Elroy shut his mouth.

Jason felt the white-hot rage gradually recede, replaced by a simmering frustration. He wanted to pound on something, and Elroy was the perfect target. The smug bastard was the picture of bristling outrage as he stood there in his fancy PJs pretending like he was the victim. It made Jason’s stomach turn, but he dropped his stance and backed up a few steps. Dillon was right – if he continued down this path, he would be the one paying for this son-of-a-bitch’s crimes.

“Okay,” he said, holding up both hands in a gesture of surrender. “I’m done.”

“You certainly are,” Elroy said, having retrieved his cell during the confrontation between the partners. “I’m calling nine-one-one.”
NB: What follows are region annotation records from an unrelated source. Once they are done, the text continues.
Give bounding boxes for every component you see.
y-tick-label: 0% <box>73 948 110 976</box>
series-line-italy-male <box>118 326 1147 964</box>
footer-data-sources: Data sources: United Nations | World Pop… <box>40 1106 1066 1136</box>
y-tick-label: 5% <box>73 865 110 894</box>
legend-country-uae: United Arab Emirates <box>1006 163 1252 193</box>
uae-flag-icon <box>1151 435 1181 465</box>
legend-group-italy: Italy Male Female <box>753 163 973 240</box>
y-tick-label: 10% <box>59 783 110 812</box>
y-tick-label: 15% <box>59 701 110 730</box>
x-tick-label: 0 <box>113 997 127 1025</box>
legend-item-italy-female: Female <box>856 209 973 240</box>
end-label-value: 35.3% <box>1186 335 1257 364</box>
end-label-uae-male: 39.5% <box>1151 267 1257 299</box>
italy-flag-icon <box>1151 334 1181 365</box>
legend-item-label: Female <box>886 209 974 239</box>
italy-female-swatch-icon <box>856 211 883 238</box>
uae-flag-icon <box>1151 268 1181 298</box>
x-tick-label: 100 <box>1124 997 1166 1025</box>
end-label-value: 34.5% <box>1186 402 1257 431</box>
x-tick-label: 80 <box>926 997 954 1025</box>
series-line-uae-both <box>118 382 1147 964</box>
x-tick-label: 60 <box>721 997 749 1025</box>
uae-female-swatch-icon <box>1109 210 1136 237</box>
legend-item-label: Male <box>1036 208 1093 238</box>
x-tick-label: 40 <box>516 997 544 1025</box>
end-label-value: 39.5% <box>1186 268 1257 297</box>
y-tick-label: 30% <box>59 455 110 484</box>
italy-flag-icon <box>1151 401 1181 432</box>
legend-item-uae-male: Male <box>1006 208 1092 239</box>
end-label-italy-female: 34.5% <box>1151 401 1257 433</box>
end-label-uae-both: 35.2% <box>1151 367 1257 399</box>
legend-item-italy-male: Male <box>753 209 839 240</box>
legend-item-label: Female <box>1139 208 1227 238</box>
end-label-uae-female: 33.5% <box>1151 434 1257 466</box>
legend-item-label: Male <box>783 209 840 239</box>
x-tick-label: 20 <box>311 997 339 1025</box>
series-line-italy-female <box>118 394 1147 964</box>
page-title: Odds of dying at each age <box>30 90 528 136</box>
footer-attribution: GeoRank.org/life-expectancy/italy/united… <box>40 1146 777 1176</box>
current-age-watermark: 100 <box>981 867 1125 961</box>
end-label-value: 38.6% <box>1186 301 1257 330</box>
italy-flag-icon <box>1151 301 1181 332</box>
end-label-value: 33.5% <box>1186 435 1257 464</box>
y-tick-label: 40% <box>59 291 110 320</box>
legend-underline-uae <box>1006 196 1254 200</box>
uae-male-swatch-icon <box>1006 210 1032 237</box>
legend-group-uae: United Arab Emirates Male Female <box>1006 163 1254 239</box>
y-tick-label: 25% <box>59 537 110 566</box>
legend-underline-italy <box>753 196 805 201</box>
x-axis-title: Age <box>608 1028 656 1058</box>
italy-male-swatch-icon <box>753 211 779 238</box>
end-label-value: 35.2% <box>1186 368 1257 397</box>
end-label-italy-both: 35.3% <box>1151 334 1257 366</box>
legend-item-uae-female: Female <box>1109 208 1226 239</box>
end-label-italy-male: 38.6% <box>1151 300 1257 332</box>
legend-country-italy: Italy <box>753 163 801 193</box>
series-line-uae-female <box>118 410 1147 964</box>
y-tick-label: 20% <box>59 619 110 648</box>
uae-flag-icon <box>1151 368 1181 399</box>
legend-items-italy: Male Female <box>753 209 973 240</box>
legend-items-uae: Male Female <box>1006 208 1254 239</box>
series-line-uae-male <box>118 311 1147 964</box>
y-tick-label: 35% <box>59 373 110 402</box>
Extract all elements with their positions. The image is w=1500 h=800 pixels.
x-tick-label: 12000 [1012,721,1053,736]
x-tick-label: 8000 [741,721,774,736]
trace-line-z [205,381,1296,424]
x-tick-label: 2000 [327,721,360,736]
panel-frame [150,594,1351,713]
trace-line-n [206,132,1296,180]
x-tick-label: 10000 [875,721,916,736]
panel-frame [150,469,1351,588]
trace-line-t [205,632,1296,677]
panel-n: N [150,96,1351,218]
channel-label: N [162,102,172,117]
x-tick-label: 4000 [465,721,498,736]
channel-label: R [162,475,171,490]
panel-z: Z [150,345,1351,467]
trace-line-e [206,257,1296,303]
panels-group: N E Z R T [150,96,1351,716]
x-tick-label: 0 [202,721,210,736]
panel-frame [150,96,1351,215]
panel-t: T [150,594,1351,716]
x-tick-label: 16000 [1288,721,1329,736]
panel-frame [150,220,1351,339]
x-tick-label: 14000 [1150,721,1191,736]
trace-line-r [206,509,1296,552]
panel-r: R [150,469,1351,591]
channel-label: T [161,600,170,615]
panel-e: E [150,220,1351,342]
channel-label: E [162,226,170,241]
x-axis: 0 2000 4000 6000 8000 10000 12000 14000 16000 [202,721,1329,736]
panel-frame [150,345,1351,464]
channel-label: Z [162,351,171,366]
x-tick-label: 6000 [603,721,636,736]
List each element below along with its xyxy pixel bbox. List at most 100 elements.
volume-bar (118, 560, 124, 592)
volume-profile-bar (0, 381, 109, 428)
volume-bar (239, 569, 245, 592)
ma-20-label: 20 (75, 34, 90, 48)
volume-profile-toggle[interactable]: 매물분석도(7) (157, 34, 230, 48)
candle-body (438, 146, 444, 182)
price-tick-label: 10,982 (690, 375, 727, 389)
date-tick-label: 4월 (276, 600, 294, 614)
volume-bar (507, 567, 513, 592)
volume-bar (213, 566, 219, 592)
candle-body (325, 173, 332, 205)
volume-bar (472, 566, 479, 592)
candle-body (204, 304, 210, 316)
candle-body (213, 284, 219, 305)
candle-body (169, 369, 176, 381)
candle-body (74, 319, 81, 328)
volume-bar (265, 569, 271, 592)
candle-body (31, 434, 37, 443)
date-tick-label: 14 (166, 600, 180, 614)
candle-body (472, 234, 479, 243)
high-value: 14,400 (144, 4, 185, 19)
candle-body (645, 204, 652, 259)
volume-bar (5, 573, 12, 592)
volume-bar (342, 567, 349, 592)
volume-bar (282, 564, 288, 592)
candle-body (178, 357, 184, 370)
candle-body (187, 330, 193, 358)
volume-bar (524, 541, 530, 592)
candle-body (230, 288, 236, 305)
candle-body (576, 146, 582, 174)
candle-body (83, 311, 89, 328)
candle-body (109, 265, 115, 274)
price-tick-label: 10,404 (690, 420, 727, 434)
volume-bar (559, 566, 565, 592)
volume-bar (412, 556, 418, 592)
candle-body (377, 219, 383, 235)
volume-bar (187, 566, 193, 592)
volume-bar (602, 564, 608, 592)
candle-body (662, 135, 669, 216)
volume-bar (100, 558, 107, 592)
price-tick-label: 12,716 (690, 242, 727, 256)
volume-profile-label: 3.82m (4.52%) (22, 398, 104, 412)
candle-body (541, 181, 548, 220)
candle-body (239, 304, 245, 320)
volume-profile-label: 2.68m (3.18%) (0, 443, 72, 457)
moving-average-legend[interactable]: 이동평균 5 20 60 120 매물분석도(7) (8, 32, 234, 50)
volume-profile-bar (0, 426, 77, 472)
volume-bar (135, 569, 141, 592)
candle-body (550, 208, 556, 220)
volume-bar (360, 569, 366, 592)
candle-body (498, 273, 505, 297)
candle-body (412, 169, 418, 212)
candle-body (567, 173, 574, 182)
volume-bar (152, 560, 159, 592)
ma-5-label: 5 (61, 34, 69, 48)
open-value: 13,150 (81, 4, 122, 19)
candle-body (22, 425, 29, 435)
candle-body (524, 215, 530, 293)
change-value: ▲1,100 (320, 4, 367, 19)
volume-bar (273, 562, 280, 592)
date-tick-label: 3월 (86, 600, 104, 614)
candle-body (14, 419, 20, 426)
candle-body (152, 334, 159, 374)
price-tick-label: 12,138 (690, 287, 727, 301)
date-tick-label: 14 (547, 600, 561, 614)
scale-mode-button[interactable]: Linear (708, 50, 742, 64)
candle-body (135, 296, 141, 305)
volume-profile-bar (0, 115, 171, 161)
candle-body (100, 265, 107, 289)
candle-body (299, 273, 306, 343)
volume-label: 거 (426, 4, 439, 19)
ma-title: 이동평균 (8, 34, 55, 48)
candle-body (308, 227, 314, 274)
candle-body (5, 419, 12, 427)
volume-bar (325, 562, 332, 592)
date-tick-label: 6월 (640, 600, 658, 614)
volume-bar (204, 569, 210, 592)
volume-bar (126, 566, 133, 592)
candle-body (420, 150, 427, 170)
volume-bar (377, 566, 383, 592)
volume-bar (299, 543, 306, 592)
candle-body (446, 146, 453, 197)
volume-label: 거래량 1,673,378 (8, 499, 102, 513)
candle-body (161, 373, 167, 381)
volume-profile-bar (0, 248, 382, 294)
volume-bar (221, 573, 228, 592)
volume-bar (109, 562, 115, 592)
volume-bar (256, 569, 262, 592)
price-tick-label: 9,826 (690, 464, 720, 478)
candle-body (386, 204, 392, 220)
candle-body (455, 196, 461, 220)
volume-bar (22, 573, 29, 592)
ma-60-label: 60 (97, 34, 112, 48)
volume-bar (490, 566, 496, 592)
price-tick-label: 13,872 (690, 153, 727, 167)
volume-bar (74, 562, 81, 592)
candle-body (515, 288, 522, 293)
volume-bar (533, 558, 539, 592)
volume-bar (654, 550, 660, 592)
“No, you’re not,” Dillon said.

“The hell I’m not!”

“If you do that,” he said in a reasonable tone of voice, as if explaining something to a small child, “I’ll make sure they investigate that tidy little pile of pills you have lying on your bedside table. I’m willing to bet you didn’t get all of those from your family doctor. In fact, I’m wondering if that little orange one came from a doctor at all.”

“You’re not going to get away with this,” he hissed, but put down the phone and raked the tablets and capsules into a drawer. “Get out!”

“C’mon,” Dillon said, “let’s go check on Jessie.”

Jason followed, his thoughts cringing away from the number of laws that had been broken in his pursuit of vigilante justice.